Giants' DeAndre Baker's Charges Will Be Dismissed 'Soon,' Says AttorneyMay 18, 2020
A lawyer for New York Giants cornerback DeAndre Baker is confident the four counts of armed robbery with a firearm and four counts of aggravated assault against his client will be thrown out.
"This case is going to be dismissed," he told Paul Schwartz of the New York Post on Monday. "One day soon, this case is gonna be dismissed."
Baker's arrest warrant said he and Seattle Seahawks cornerback Quinton Dunbar stole $12,000 and expensive watches after holding up a house party. The warrant also said "Baker pointed a gun at a victim and told an unidentified masked assailant to shoot someone walking into the party."
Patel says his client was set up to be extorted in the case. Per Schwartz, "Four of the alleged victims have already recanted the statements they gave police regarding Dunbar's involvement. Patel said he did not seek statements from those victims and cannot get them now, because all four have hired lawyers."
He also said he questions the credibility of the victims in the case.
"We need to question the credibility of the victims," he said. "We're all just taking the victims' word as gospel. The victims have already recanted against Dunbar and I wasn't comfortable going to these victims and getting them to sign papers because they’re already waffling and making up stories."
Additionally, Patel denied Baker had lost $70,000 in a dice game several days before the alleged robbery, or that he had three cars "prepositioned" at the house the night of the party as potential getaway vehicles.
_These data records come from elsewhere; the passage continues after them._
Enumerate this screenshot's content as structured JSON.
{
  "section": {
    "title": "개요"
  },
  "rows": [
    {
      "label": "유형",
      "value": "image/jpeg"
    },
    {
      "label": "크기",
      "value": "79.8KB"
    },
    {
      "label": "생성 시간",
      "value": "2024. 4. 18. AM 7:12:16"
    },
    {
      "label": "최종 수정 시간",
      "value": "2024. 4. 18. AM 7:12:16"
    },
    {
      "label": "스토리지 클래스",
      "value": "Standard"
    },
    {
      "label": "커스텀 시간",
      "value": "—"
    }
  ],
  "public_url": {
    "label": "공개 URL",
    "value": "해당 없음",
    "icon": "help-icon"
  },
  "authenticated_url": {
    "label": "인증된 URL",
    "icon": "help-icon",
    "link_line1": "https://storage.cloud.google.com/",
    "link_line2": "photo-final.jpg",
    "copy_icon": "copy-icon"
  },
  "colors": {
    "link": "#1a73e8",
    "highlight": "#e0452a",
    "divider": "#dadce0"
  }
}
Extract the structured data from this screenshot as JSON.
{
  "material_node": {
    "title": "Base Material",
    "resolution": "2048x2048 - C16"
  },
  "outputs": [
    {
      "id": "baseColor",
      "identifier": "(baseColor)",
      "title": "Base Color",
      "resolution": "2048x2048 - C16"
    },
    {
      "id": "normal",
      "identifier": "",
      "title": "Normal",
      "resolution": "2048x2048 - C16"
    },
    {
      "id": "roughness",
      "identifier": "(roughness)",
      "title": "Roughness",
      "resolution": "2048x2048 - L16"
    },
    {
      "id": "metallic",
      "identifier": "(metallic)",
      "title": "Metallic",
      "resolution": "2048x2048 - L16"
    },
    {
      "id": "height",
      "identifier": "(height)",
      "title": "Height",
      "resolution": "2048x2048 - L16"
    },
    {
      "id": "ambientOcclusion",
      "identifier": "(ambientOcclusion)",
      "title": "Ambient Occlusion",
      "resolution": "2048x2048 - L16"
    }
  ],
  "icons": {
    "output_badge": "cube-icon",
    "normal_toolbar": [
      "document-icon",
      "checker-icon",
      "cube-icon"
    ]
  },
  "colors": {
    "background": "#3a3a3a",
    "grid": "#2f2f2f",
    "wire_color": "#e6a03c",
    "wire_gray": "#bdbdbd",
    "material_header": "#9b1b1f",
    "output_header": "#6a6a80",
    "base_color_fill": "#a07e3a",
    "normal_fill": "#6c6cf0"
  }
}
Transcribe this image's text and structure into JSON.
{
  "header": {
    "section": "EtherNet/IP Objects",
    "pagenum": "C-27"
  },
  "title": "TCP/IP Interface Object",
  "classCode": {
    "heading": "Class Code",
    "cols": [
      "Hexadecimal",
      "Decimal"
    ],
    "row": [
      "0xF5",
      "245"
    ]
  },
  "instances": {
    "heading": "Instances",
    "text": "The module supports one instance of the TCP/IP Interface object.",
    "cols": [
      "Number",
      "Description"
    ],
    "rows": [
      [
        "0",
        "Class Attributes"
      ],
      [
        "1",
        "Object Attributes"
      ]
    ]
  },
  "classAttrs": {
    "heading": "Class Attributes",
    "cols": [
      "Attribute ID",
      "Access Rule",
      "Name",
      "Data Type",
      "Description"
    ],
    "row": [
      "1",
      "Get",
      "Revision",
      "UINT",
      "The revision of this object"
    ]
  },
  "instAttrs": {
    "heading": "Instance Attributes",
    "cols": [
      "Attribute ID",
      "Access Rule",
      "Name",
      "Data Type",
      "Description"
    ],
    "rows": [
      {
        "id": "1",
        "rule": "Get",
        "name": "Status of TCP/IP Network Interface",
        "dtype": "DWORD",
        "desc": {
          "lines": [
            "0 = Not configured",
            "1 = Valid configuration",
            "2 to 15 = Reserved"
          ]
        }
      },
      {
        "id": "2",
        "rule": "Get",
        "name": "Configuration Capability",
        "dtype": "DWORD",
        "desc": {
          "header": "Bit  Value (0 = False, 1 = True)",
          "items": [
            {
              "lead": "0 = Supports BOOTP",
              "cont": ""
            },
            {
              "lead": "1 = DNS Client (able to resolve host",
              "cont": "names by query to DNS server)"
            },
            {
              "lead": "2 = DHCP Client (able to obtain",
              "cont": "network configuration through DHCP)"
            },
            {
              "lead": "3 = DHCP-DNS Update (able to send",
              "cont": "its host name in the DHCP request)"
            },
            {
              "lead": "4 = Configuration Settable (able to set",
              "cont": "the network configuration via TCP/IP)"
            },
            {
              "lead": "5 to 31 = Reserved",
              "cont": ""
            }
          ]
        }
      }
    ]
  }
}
A friend of both Baker and Dunbar, Dominick Johnson, said in an affidavit that Baker didn't steal anything and he did not fear for his life during the party in question.
If convicted, Baker could face 15 years for each of the armed robbery charges. Dunbar is also facing four counts of armed robbery.
Baker, 22, appeared in 16 games for the Giants in his rookie season last year, registering 61 tackles and eight passes defensed. The Giants told him to remain away from team meetings while the legal proceedings take place, according to Jordan Raanan of ESPN.